Alblooshi is developing a microchip that, when placed on a flexible photovoltaic (PV) cell, will boost the energy efficiency of the cell. Currently, flexible PV cells have a photovoltaic efficiency of only 10%, which means that they can only convert 10% of the sun’s energy into electricity. With Alblooshi’s proposed microchip, which connects to an antenna printed on the back side of the photovoltaic cell, the chip will be able to harvest more energy from the crowded, low GHz part of the electromagnetic spectrum, such as the radio waves – an area of the electromagnetic spectrum that PV cells are unable to harness.
Alblooshi said, “My internship in Dresden will provide me with valuable insight on the fabrication of complementary metal-oxide-semiconductor (CMOS) technologies. This insight will be extremely valuable as I design my hybrid electromagnetic and solar energy harvester at Masdar Institute.”
Masdar Institute has a longstanding relationship with GLOBALFOUNDRIES, where it has previously sent interns in 2013, including Masdar Institute PhD students Wala Saadeh and Muhammad Awais Bin Altaf.

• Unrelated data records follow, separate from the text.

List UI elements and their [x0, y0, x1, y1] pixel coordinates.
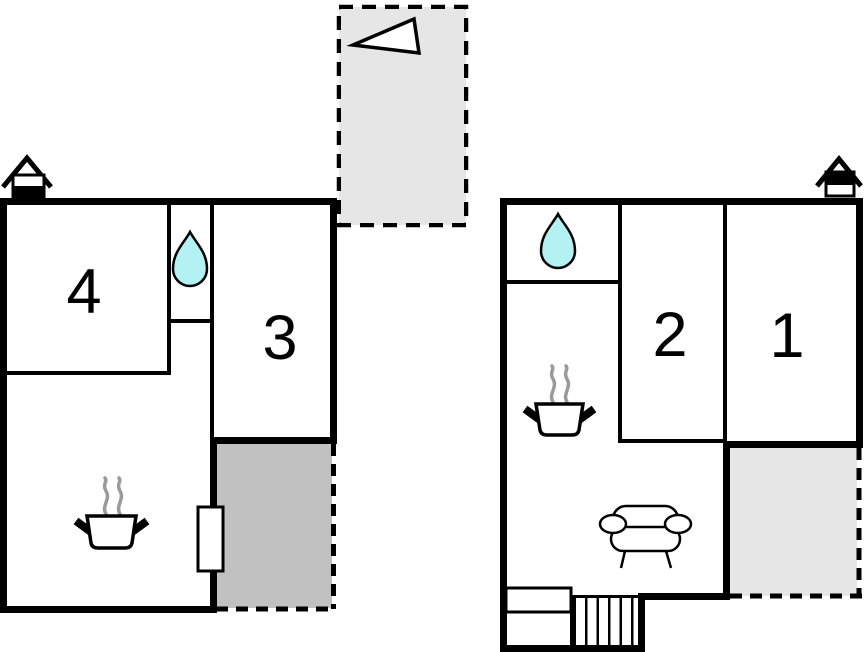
cooking-pot-icon: [76, 516, 147, 548]
wall-left: [500, 198, 507, 652]
floor-plan-left: 4 3: [0, 158, 337, 613]
floor-plan-page: 4 3: [0, 0, 864, 652]
wall-left: [0, 198, 7, 613]
stair-tread: [608, 598, 611, 645]
wall-bottom: [500, 645, 645, 652]
stair-tread: [585, 598, 588, 645]
window: [506, 588, 571, 612]
terrace-door: [198, 507, 223, 571]
steam-lines: [552, 366, 569, 402]
north-annex-box: [339, 7, 466, 225]
terrace-dark-area: [213, 441, 332, 608]
stair-tread: [631, 598, 634, 645]
wall-top: [500, 198, 863, 205]
wall-top: [0, 198, 337, 205]
floor-plan-right: 2 1: [500, 159, 863, 652]
chimney-icon-right: [817, 159, 861, 196]
bathroom-bottom-wall: [167, 319, 214, 323]
room-2-label: 2: [652, 300, 687, 370]
room3-left-wall: [210, 205, 214, 437]
sofa-icon: [600, 506, 691, 568]
room2-left-wall: [618, 205, 622, 443]
room-4-label: 4: [66, 257, 101, 327]
stair-tread: [597, 598, 600, 645]
room-3-label: 3: [262, 303, 297, 373]
water-drop-icon: [541, 214, 575, 268]
steam-lines: [105, 478, 122, 514]
terrace-top-wall: [210, 437, 337, 444]
wall-bottom: [0, 606, 216, 613]
room2-bottom-wall: [618, 439, 727, 443]
stair-right-wall: [638, 597, 645, 652]
living-bottom-wall: [638, 593, 730, 600]
room1-bottom-wall: [723, 441, 863, 448]
room2-room1-divider: [723, 205, 727, 441]
water-drop-icon: [173, 232, 207, 286]
chimney-icon-left: [3, 158, 51, 199]
room4-right-wall: [167, 205, 171, 375]
wall-right: [330, 198, 337, 444]
terrace-left-wall: [723, 441, 730, 600]
stair-tread: [620, 598, 623, 645]
cooking-pot-icon: [525, 404, 594, 435]
room-1-label: 1: [769, 301, 804, 371]
terrace-light-area: [730, 448, 857, 596]
wall-right: [856, 198, 863, 448]
stairs: [570, 595, 638, 645]
bathroom-bottom-wall: [507, 280, 622, 284]
floor-plan-canvas: 4 3: [0, 0, 864, 652]
room4-bottom-wall: [0, 371, 171, 375]
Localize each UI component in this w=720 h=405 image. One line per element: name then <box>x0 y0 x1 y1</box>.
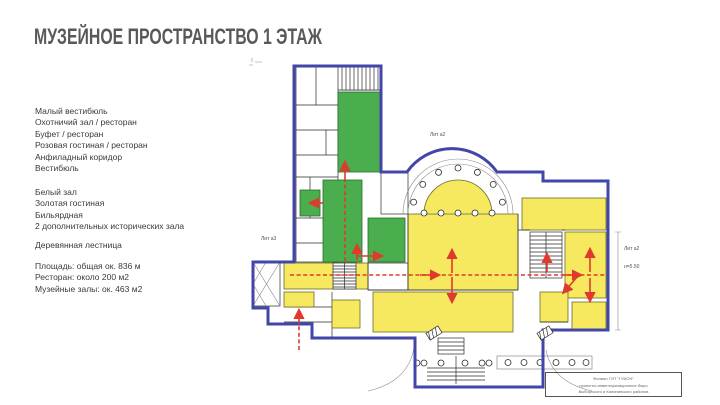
bti-stamp-box: Филиал ГУП "ГУИОН" проектно-инвентаризац… <box>545 372 682 397</box>
label-lit-a2-top: Лит а2 <box>430 132 445 138</box>
room-white-hall <box>408 214 518 290</box>
room-buffet <box>323 180 362 262</box>
room-vestibule <box>284 292 314 307</box>
room-golden-drawing-room <box>373 292 513 332</box>
room-billiard <box>522 198 606 230</box>
dimension-line <box>615 232 621 330</box>
label-lit-a2-right: Лит а2 <box>624 246 639 252</box>
room-white-hall-apse <box>424 180 492 214</box>
room-small-hall <box>332 300 360 328</box>
label-lit-a3-left: Лит а3 <box>261 236 276 242</box>
label-height-mark: н=5.50 <box>624 264 639 270</box>
room-historic-hall-1 <box>565 232 606 298</box>
survey-ticks <box>249 58 262 65</box>
room-hunting-hall <box>338 92 380 172</box>
floor-plan-svg <box>0 0 720 405</box>
room-historic-hall-2 <box>540 292 568 322</box>
room-historic-hall-3 <box>572 302 606 330</box>
slide: МУЗЕЙНОЕ ПРОСТРАНСТВО 1 ЭТАЖ Малый вести… <box>0 0 720 405</box>
stamp-line: Выборгского и Калининского районов <box>546 389 681 396</box>
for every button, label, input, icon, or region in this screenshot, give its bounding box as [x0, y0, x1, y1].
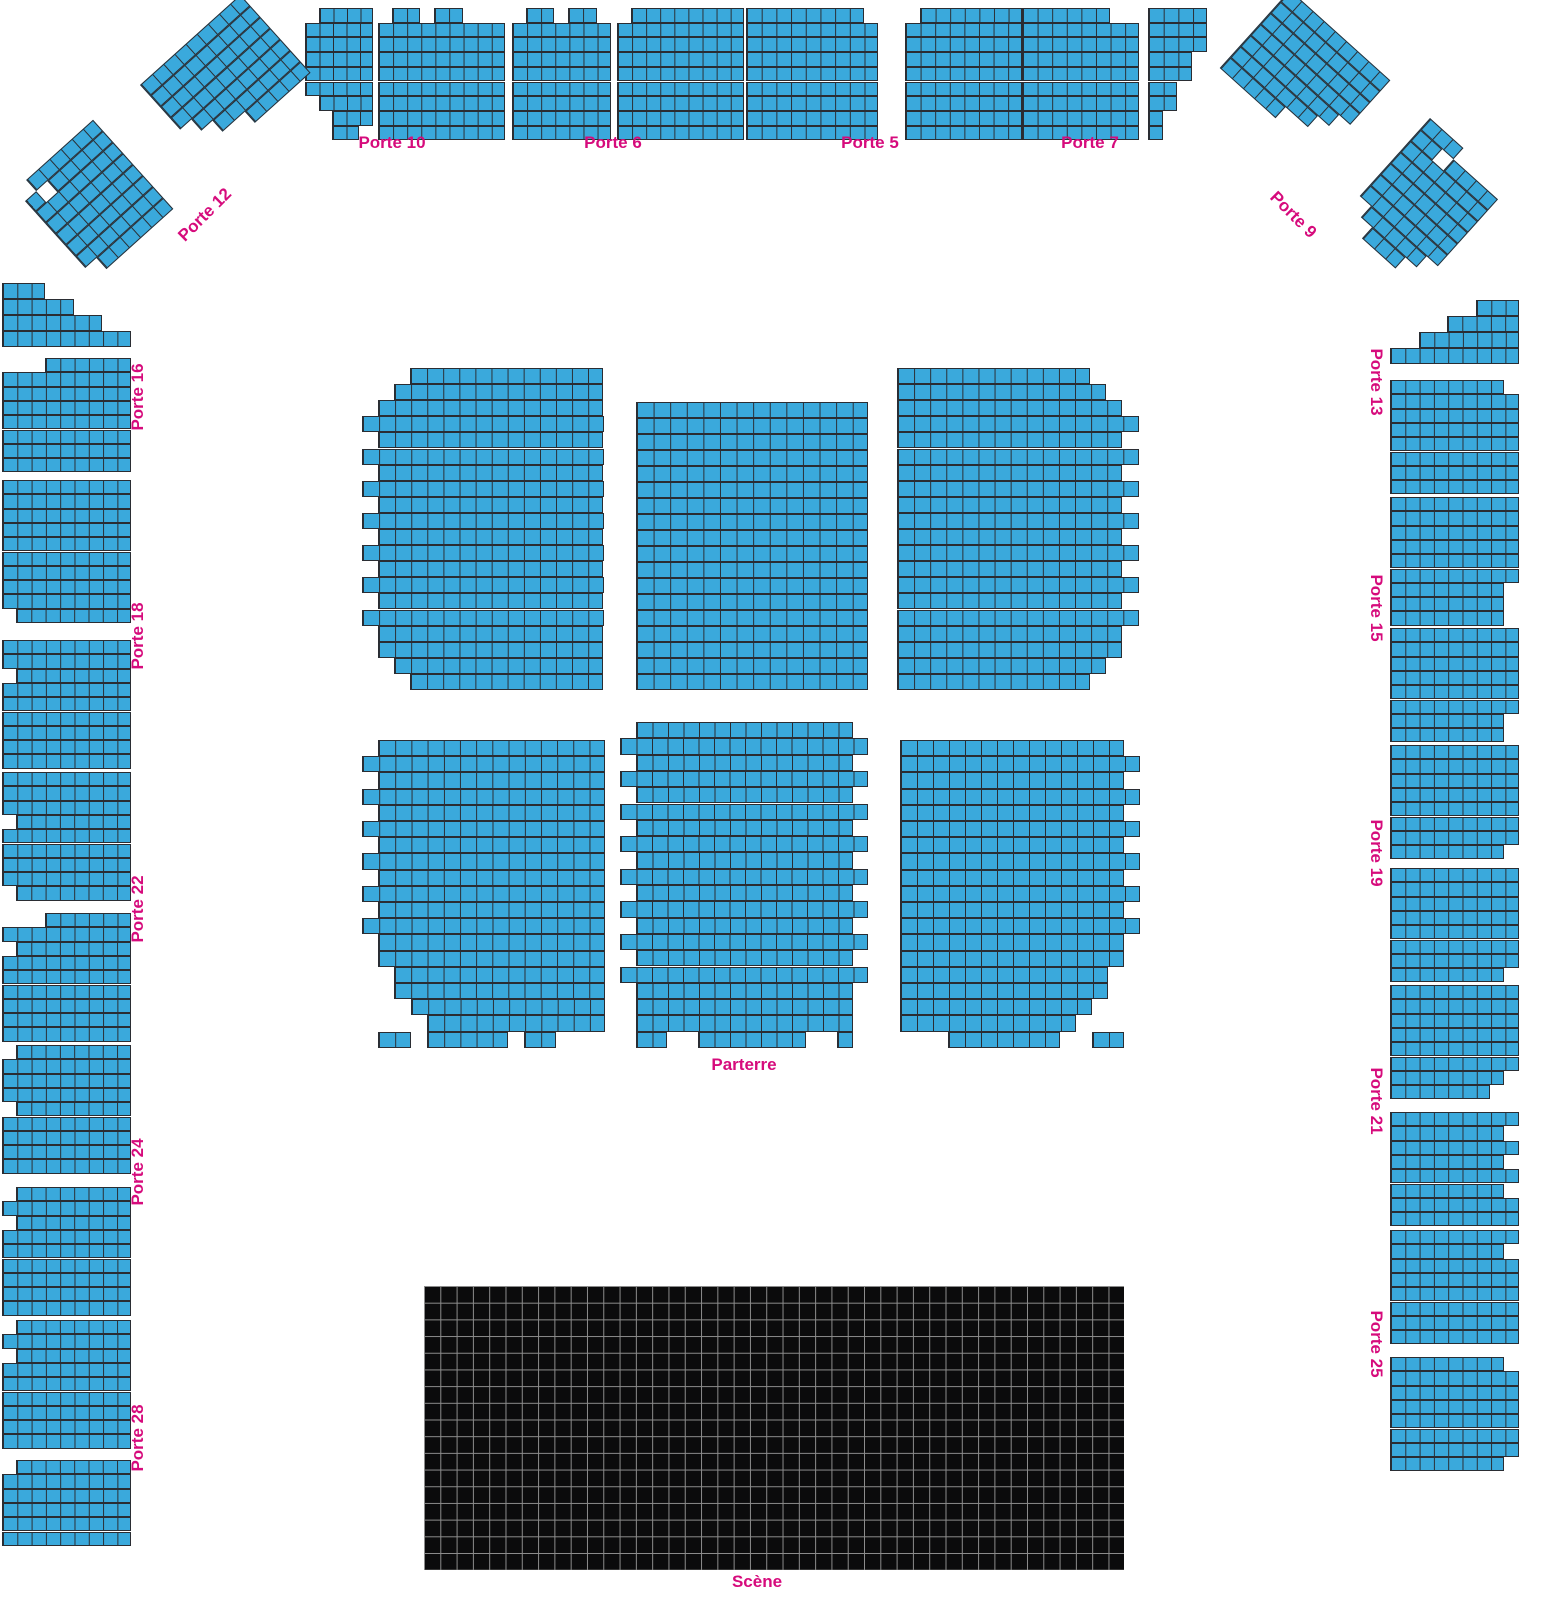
seat-row[interactable]	[362, 513, 604, 529]
seat-row[interactable]	[900, 789, 1140, 805]
seat-row[interactable]	[1390, 1198, 1519, 1212]
seat-row[interactable]	[1390, 1071, 1504, 1085]
seat-row[interactable]	[524, 1032, 556, 1048]
seat-row[interactable]	[2, 283, 45, 299]
seat-row[interactable]	[636, 999, 853, 1015]
seat-row[interactable]	[1390, 642, 1519, 656]
seat-row[interactable]	[1390, 774, 1519, 788]
seat-row[interactable]	[2, 726, 131, 740]
seat-row[interactable]	[2, 1489, 131, 1503]
seat-row[interactable]	[905, 126, 1022, 141]
seat-row[interactable]	[620, 771, 868, 787]
seat-row[interactable]	[948, 1032, 1060, 1048]
seat-row[interactable]	[512, 82, 611, 97]
seat-row[interactable]	[2, 1301, 131, 1315]
seat-row[interactable]	[378, 837, 605, 853]
seat-row[interactable]	[1390, 1287, 1519, 1301]
seat-row[interactable]	[2, 1230, 131, 1244]
seat-row[interactable]	[636, 983, 853, 999]
seat-row[interactable]	[1390, 1212, 1519, 1226]
seat-row[interactable]	[2, 844, 131, 858]
seat-row[interactable]	[897, 416, 1139, 432]
seat-row[interactable]	[636, 546, 868, 562]
seat-row[interactable]	[620, 804, 868, 820]
seat-row[interactable]	[2, 1059, 131, 1073]
seat-row[interactable]	[1390, 911, 1519, 925]
seat-row[interactable]	[2, 415, 131, 429]
seat-row[interactable]	[1390, 1155, 1504, 1169]
seat-row[interactable]	[305, 52, 373, 67]
seat-row[interactable]	[1390, 925, 1519, 939]
seat-row[interactable]	[1148, 67, 1192, 82]
seat-row[interactable]	[636, 642, 868, 658]
seat-row[interactable]	[2, 1517, 131, 1531]
seat-row[interactable]	[1390, 380, 1504, 394]
seat-row[interactable]	[392, 8, 420, 23]
seat-row[interactable]	[2, 299, 74, 315]
seat-row[interactable]	[746, 52, 878, 67]
seat-row[interactable]	[905, 96, 1022, 111]
seat-row[interactable]	[897, 642, 1122, 658]
seat-row[interactable]	[900, 886, 1140, 902]
seat-row[interactable]	[427, 1015, 605, 1031]
seat-row[interactable]	[897, 384, 1106, 400]
seat-row[interactable]	[526, 8, 554, 23]
seat-row[interactable]	[1390, 802, 1519, 816]
seat-row[interactable]	[636, 885, 853, 901]
seat-row[interactable]	[636, 787, 853, 803]
seat-row[interactable]	[512, 67, 611, 82]
seat-row[interactable]	[1390, 1230, 1519, 1244]
seat-row[interactable]	[1022, 23, 1139, 38]
seat-row[interactable]	[362, 449, 604, 465]
seat-row[interactable]	[362, 886, 605, 902]
seat-row[interactable]	[900, 902, 1124, 918]
seat-row[interactable]	[362, 918, 605, 934]
seat-row[interactable]	[378, 642, 603, 658]
seat-row[interactable]	[1390, 1316, 1519, 1330]
seat-row[interactable]	[1390, 423, 1519, 437]
seat-row[interactable]	[2, 640, 131, 654]
seat-row[interactable]	[2, 1503, 131, 1517]
seat-row[interactable]	[636, 918, 853, 934]
seat-row[interactable]	[897, 577, 1139, 593]
seat-row[interactable]	[378, 529, 603, 545]
seat-row[interactable]	[617, 37, 744, 52]
seat-row[interactable]	[378, 400, 603, 416]
seat-row[interactable]	[746, 67, 878, 82]
seat-row[interactable]	[1390, 940, 1519, 954]
seat-row[interactable]	[636, 722, 853, 738]
seat-row[interactable]	[620, 967, 868, 983]
seat-row[interactable]	[837, 1032, 853, 1048]
seat-row[interactable]	[378, 432, 603, 448]
seat-row[interactable]	[16, 1102, 130, 1116]
seat-row[interactable]	[362, 610, 604, 626]
seat-row[interactable]	[2, 1406, 131, 1420]
seat-row[interactable]	[1390, 1112, 1519, 1126]
seat-row[interactable]	[305, 82, 373, 97]
seat-row[interactable]	[620, 738, 868, 754]
seat-row[interactable]	[746, 8, 864, 23]
seat-row[interactable]	[16, 1349, 130, 1363]
seat-row[interactable]	[1390, 1414, 1519, 1428]
seat-row[interactable]	[2, 786, 131, 800]
seat-row[interactable]	[900, 951, 1124, 967]
seat-row[interactable]	[1390, 882, 1519, 896]
seat-row[interactable]	[1022, 37, 1139, 52]
seat-row[interactable]	[746, 82, 878, 97]
seat-row[interactable]	[1092, 1032, 1124, 1048]
seat-row[interactable]	[1022, 82, 1139, 97]
seat-row[interactable]	[636, 950, 853, 966]
seat-row[interactable]	[2, 1088, 131, 1102]
seat-row[interactable]	[378, 67, 505, 82]
seat-row[interactable]	[636, 674, 868, 690]
seat-row[interactable]	[1022, 111, 1139, 126]
seat-row[interactable]	[1390, 999, 1519, 1013]
seat-row[interactable]	[332, 126, 359, 141]
seat-row[interactable]	[1390, 526, 1519, 540]
seat-row[interactable]	[378, 23, 505, 38]
seat-row[interactable]	[2, 444, 131, 458]
seat-row[interactable]	[905, 37, 1022, 52]
seat-row[interactable]	[2, 858, 131, 872]
seat-row[interactable]	[2, 1434, 131, 1448]
seat-row[interactable]	[1419, 332, 1519, 348]
seat-row[interactable]	[920, 8, 1022, 23]
seat-row[interactable]	[512, 52, 611, 67]
seat-row[interactable]	[1148, 23, 1207, 38]
seat-row[interactable]	[1390, 480, 1519, 494]
seat-row[interactable]	[378, 772, 605, 788]
seat-row[interactable]	[1390, 954, 1519, 968]
seat-row[interactable]	[746, 111, 878, 126]
seat-row[interactable]	[2, 1259, 131, 1273]
seat-row[interactable]	[1390, 985, 1519, 999]
seat-row[interactable]	[378, 82, 505, 97]
seat-row[interactable]	[378, 37, 505, 52]
seat-row[interactable]	[1476, 300, 1519, 316]
seat-row[interactable]	[905, 111, 1022, 126]
seat-row[interactable]	[1390, 745, 1519, 759]
seat-row[interactable]	[617, 82, 744, 97]
seat-row[interactable]	[897, 529, 1122, 545]
seat-row[interactable]	[897, 610, 1139, 626]
seat-row[interactable]	[905, 52, 1022, 67]
seat-row[interactable]	[617, 111, 744, 126]
seat-row[interactable]	[1390, 1141, 1519, 1155]
seat-row[interactable]	[1390, 1330, 1519, 1344]
seat-row[interactable]	[1390, 685, 1519, 699]
seat-row[interactable]	[1390, 1028, 1519, 1042]
seat-row[interactable]	[1390, 714, 1504, 728]
seat-row[interactable]	[512, 37, 611, 52]
seat-row[interactable]	[1390, 845, 1504, 859]
seat-row[interactable]	[319, 8, 373, 23]
seat-row[interactable]	[1390, 437, 1519, 451]
seat-row[interactable]	[1390, 511, 1519, 525]
seat-row[interactable]	[512, 23, 611, 38]
seat-row[interactable]	[378, 805, 605, 821]
seat-row[interactable]	[900, 918, 1140, 934]
seat-row[interactable]	[1148, 52, 1192, 67]
seat-row[interactable]	[1390, 657, 1519, 671]
seat-row[interactable]	[1390, 583, 1504, 597]
seat-row[interactable]	[16, 669, 130, 683]
seat-row[interactable]	[16, 1320, 130, 1334]
seat-row[interactable]	[1390, 1371, 1519, 1385]
seat-row[interactable]	[636, 658, 868, 674]
seat-row[interactable]	[617, 67, 744, 82]
seat-row[interactable]	[1390, 1014, 1519, 1028]
seat-row[interactable]	[1148, 111, 1163, 126]
seat-row[interactable]	[434, 8, 462, 23]
seat-row[interactable]	[362, 821, 605, 837]
seat-row[interactable]	[1390, 788, 1519, 802]
seat-row[interactable]	[394, 983, 605, 999]
seat-row[interactable]	[620, 869, 868, 885]
seat-row[interactable]	[16, 1216, 130, 1230]
seat-row[interactable]	[1390, 409, 1519, 423]
seat-row[interactable]	[2, 985, 131, 999]
seat-row[interactable]	[897, 400, 1122, 416]
seat-row[interactable]	[900, 772, 1124, 788]
seat-row[interactable]	[746, 23, 878, 38]
seat-row[interactable]	[897, 432, 1122, 448]
seat-row[interactable]	[897, 513, 1139, 529]
seat-row[interactable]	[900, 934, 1124, 950]
seat-row[interactable]	[378, 951, 605, 967]
seat-row[interactable]	[2, 1287, 131, 1301]
seat-row[interactable]	[1390, 897, 1519, 911]
seat-row[interactable]	[905, 82, 1022, 97]
seat-row[interactable]	[620, 836, 868, 852]
seat-row[interactable]	[378, 593, 603, 609]
seat-row[interactable]	[636, 578, 868, 594]
seat-row[interactable]	[900, 805, 1124, 821]
seat-row[interactable]	[1390, 759, 1519, 773]
seat-row[interactable]	[900, 999, 1092, 1015]
seat-row[interactable]	[905, 23, 1022, 38]
seat-row[interactable]	[1390, 1273, 1519, 1287]
seat-row[interactable]	[2, 1145, 131, 1159]
seat-row[interactable]	[617, 23, 744, 38]
seat-row[interactable]	[897, 658, 1106, 674]
seat-row[interactable]	[636, 482, 868, 498]
seat-row[interactable]	[1390, 1057, 1519, 1071]
seat-row[interactable]	[1390, 554, 1519, 568]
seat-row[interactable]	[636, 594, 868, 610]
seat-row[interactable]	[410, 674, 603, 690]
seat-row[interactable]	[900, 853, 1140, 869]
seat-row[interactable]	[568, 8, 596, 23]
seat-row[interactable]	[16, 1187, 130, 1201]
seat-row[interactable]	[2, 1334, 131, 1348]
seat-row[interactable]	[897, 561, 1122, 577]
seat-row[interactable]	[636, 418, 868, 434]
seat-row[interactable]	[897, 626, 1122, 642]
seat-row[interactable]	[410, 368, 603, 384]
seat-row[interactable]	[636, 450, 868, 466]
seat-row[interactable]	[378, 561, 603, 577]
seat-row[interactable]	[1390, 1042, 1519, 1056]
seat-row[interactable]	[897, 368, 1090, 384]
seat-row[interactable]	[332, 111, 373, 126]
seat-row[interactable]	[2, 1027, 131, 1041]
seat-row[interactable]	[636, 1032, 667, 1048]
seat-row[interactable]	[1390, 728, 1504, 742]
seat-row[interactable]	[2, 1244, 131, 1258]
seat-row[interactable]	[1390, 1443, 1519, 1457]
seat-row[interactable]	[378, 902, 605, 918]
seat-row[interactable]	[2, 401, 131, 415]
seat-row[interactable]	[394, 658, 603, 674]
seat-row[interactable]	[1390, 497, 1519, 511]
seat-row[interactable]	[2, 1131, 131, 1145]
seat-row[interactable]	[2, 1474, 131, 1488]
seat-row[interactable]	[512, 111, 611, 126]
seat-row[interactable]	[2, 580, 131, 594]
seat-row[interactable]	[1022, 52, 1139, 67]
seat-row[interactable]	[2, 927, 131, 941]
seat-row[interactable]	[362, 577, 604, 593]
seat-row[interactable]	[1022, 67, 1139, 82]
seat-row[interactable]	[2, 1013, 131, 1027]
seat-row[interactable]	[746, 96, 878, 111]
seat-row[interactable]	[2, 1532, 131, 1546]
seat-row[interactable]	[1390, 1386, 1519, 1400]
seat-row[interactable]	[305, 37, 373, 52]
seat-row[interactable]	[45, 358, 131, 372]
seat-row[interactable]	[16, 815, 130, 829]
seat-row[interactable]	[2, 970, 131, 984]
seat-row[interactable]	[378, 1032, 410, 1048]
seat-row[interactable]	[2, 594, 131, 608]
seat-row[interactable]	[1390, 700, 1519, 714]
seat-row[interactable]	[897, 545, 1139, 561]
seat-row[interactable]	[900, 983, 1108, 999]
seat-row[interactable]	[16, 1460, 130, 1474]
seat-row[interactable]	[16, 886, 130, 900]
seat-row[interactable]	[636, 466, 868, 482]
seat-row[interactable]	[636, 1015, 853, 1031]
seat-row[interactable]	[378, 497, 603, 513]
seat-row[interactable]	[2, 872, 131, 886]
seat-row[interactable]	[1390, 968, 1504, 982]
seat-row[interactable]	[2, 772, 131, 786]
seat-row[interactable]	[900, 821, 1140, 837]
seat-row[interactable]	[2, 509, 131, 523]
seat-row[interactable]	[2, 458, 131, 472]
seat-row[interactable]	[900, 1015, 1076, 1031]
seat-row[interactable]	[2, 1159, 131, 1173]
seat-row[interactable]	[2, 956, 131, 970]
seat-row[interactable]	[2, 754, 131, 768]
seat-row[interactable]	[1148, 126, 1163, 141]
seat-row[interactable]	[636, 626, 868, 642]
seat-row[interactable]	[620, 934, 868, 950]
seat-row[interactable]	[362, 545, 604, 561]
seat-row[interactable]	[636, 514, 868, 530]
seat-row[interactable]	[2, 523, 131, 537]
seat-row[interactable]	[2, 697, 131, 711]
seat-row[interactable]	[2, 712, 131, 726]
seat-row[interactable]	[378, 934, 605, 950]
seat-row[interactable]	[362, 756, 605, 772]
seat-row[interactable]	[2, 1074, 131, 1088]
seat-row[interactable]	[1390, 1085, 1490, 1099]
seat-row[interactable]	[2, 552, 131, 566]
seat-row[interactable]	[636, 530, 868, 546]
seat-row[interactable]	[378, 111, 505, 126]
seat-row[interactable]	[1447, 316, 1519, 332]
seat-row[interactable]	[636, 610, 868, 626]
seat-row[interactable]	[2, 537, 131, 551]
seat-row[interactable]	[1390, 1259, 1519, 1273]
seat-row[interactable]	[897, 465, 1122, 481]
seat-row[interactable]	[1390, 1429, 1519, 1443]
seat-row[interactable]	[620, 901, 868, 917]
seat-row[interactable]	[1390, 868, 1519, 882]
seat-row[interactable]	[2, 654, 131, 668]
seat-row[interactable]	[636, 562, 868, 578]
seat-row[interactable]	[905, 67, 1022, 82]
seat-row[interactable]	[2, 387, 131, 401]
seat-row[interactable]	[746, 37, 878, 52]
seat-row[interactable]	[1148, 82, 1177, 97]
seat-row[interactable]	[698, 1032, 807, 1048]
seat-row[interactable]	[2, 1201, 131, 1215]
seat-row[interactable]	[427, 1032, 508, 1048]
seat-row[interactable]	[1390, 466, 1519, 480]
seat-row[interactable]	[900, 837, 1124, 853]
seat-row[interactable]	[1148, 8, 1207, 23]
seat-row[interactable]	[512, 96, 611, 111]
seat-row[interactable]	[1390, 569, 1519, 583]
seat-row[interactable]	[378, 465, 603, 481]
seat-row[interactable]	[2, 1117, 131, 1131]
seat-row[interactable]	[16, 609, 130, 623]
seat-row[interactable]	[636, 402, 868, 418]
seat-row[interactable]	[1390, 597, 1504, 611]
seat-row[interactable]	[2, 331, 131, 347]
seat-row[interactable]	[636, 434, 868, 450]
seat-row[interactable]	[411, 999, 605, 1015]
seat-row[interactable]	[2, 829, 131, 843]
seat-row[interactable]	[1390, 628, 1519, 642]
seat-row[interactable]	[16, 942, 130, 956]
seat-row[interactable]	[2, 480, 131, 494]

Masdar Institute faculty and students have access to GLOBALFOUNDRIES’ Abu Dhabi-based laboratory, where they have developed semiconductor designs for 28nm microchips – a process known as ‘tape-out’ – which will be manufactured in GLOBALFOUNDRIES’ Fab 1. Mohamed Lakehal, Senior Manager of Technology Research Enablement at GLOBALFOUNDRIES, manages the R&D partnership with Masdar Institute.
Through its backing of the Mubadala Technology-SRC Center of Excellence for Energy Efficient Electronic Systems – which helps create a regional ecosystem in the areas of design and testing of integrated energy efficient micro-systems – and its commitment to broadening the local technology workforce, Masdar Institute is driving innovation in next-generation electronic systems and contributing to Abu Dhabi’s sustainable knowledge economy transformation.